The proposed changes do not include changes to limits on indoor or outdoor gathering sizes at homes.
The government is asking Manitobans to weigh in on the proposed changes through an online survey.
Dr. Brent Roussin, Manitoba’s chief public health officer said dropping hospitalization rates and ongoing vaccination efforts make the changes possible.
“While we expect to see cases increase as we continue to reopen the economy, we have to accept that COVID-19 is here to stay for many years,” he said.
“This means we all need to learn to live with this virus and find ways to assess our risk without having to implement long-term lockdowns.”
Manitoba’s COVID-19 numbers have dropped sharply from a spike last fall but have been creeping upward in recent days.
Health officials reported 96 new cases and no new deaths Wednesday. Three cases from unspecified dates were removed due to data correction, so the net increase was 93, leaving the province’s total number of cases at 32,996.

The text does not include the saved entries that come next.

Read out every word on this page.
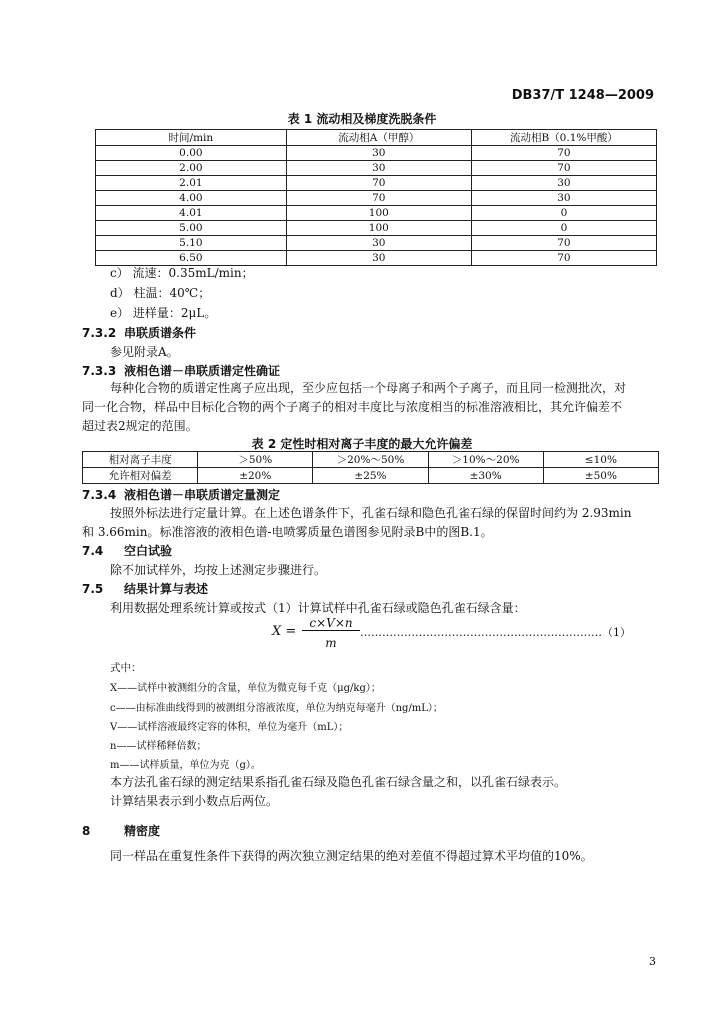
DB37/T 1248—2009
表 1 流动相及梯度洗脱条件
时间/min	流动相A（甲醇）	流动相B（0.1%甲酸）
0.00	30	70
2.00	30	70
2.01	70	30
4.00	70	30
4.01	100	0
5.00	100	0
5.10	30	70
6.50	30	70
c） 流速：0.35mL/min；
d） 柱温：40℃；
e） 进样量：2μL。
7.3.2 串联质谱条件
参见附录A。
7.3.3 液相色谱－串联质谱定性确证
每种化合物的质谱定性离子应出现，至少应包括一个母离子和两个子离子，而且同一检测批次，对
同一化合物，样品中目标化合物的两个子离子的相对丰度比与浓度相当的标准溶液相比，其允许偏差不
超过表2规定的范围。
表 2 定性时相对离子丰度的最大允许偏差
相对离子丰度	＞50%	＞20%～50%	＞10%～20%	≤10%
允许相对偏差	±20%	±25%	±30%	±50%
7.3.4 液相色谱－串联质谱定量测定
按照外标法进行定量计算。在上述色谱条件下，孔雀石绿和隐色孔雀石绿的保留时间约为 2.93min
和 3.66min。标准溶液的液相色谱-电喷雾质量色谱图参见附录B中的图B.1。
7.4 空白试验
除不加试样外，均按上述测定步骤进行。
7.5 结果计算与表述
利用数据处理系统计算或按式（1）计算试样中孔雀石绿或隐色孔雀石绿含量：
X =
c×V×n
m
…………………………………………………………（1）
式中：
X——试样中被测组分的含量，单位为微克每千克（μg/kg）；
c——由标准曲线得到的被测组分溶液浓度，单位为纳克每毫升（ng/mL）；
V——试样溶液最终定容的体积，单位为毫升（mL）；
n——试样稀释倍数；
m——试样质量，单位为克（g）。
本方法孔雀石绿的测定结果系指孔雀石绿及隐色孔雀石绿含量之和，以孔雀石绿表示。
计算结果表示到小数点后两位。
8	精密度
同一样品在重复性条件下获得的两次独立测定结果的绝对差值不得超过算术平均值的10%。
3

The province also revealed that nine recent cases were of the B.1.1.7 variant first identified in the United Kingdom, bringing the total number of cases involving variants of concern to 64.
The rate of people testing positive — measured as an average over five days — has also crept up recently. It stood at 4.4 per cent across the province and 3.4 per cent in Winnipeg on Wednesday.
Since COVID-19 was first reported in Manitoba last March, 917 Manitobans with the virus have died.
–With files from The Canadian Press
Questions about COVID-19? Here are some things you need to know:
Symptoms can include fever, cough and difficulty breathing — very similar to a cold or flu. Some people can develop a more severe illness. People most at risk of this include older adults and people with severe chronic medical conditions like heart, lung or kidney disease. If you develop symptoms, contact public health authorities.
To prevent the virus from spreading, experts recommend frequent handwashing and coughing into your sleeve. They also recommend minimizing contact with others, staying home as much as possible and maintaining a distance of two metres from other people if you go out. In situations where you can’t keep a safe distance from others, public health officials recommend the use of a non-medical face mask or covering to prevent spreading the respiratory droplets that can carry the virus. In some provinces and municipalities across the country, masks or face coverings are now mandatory in indoor public spaces.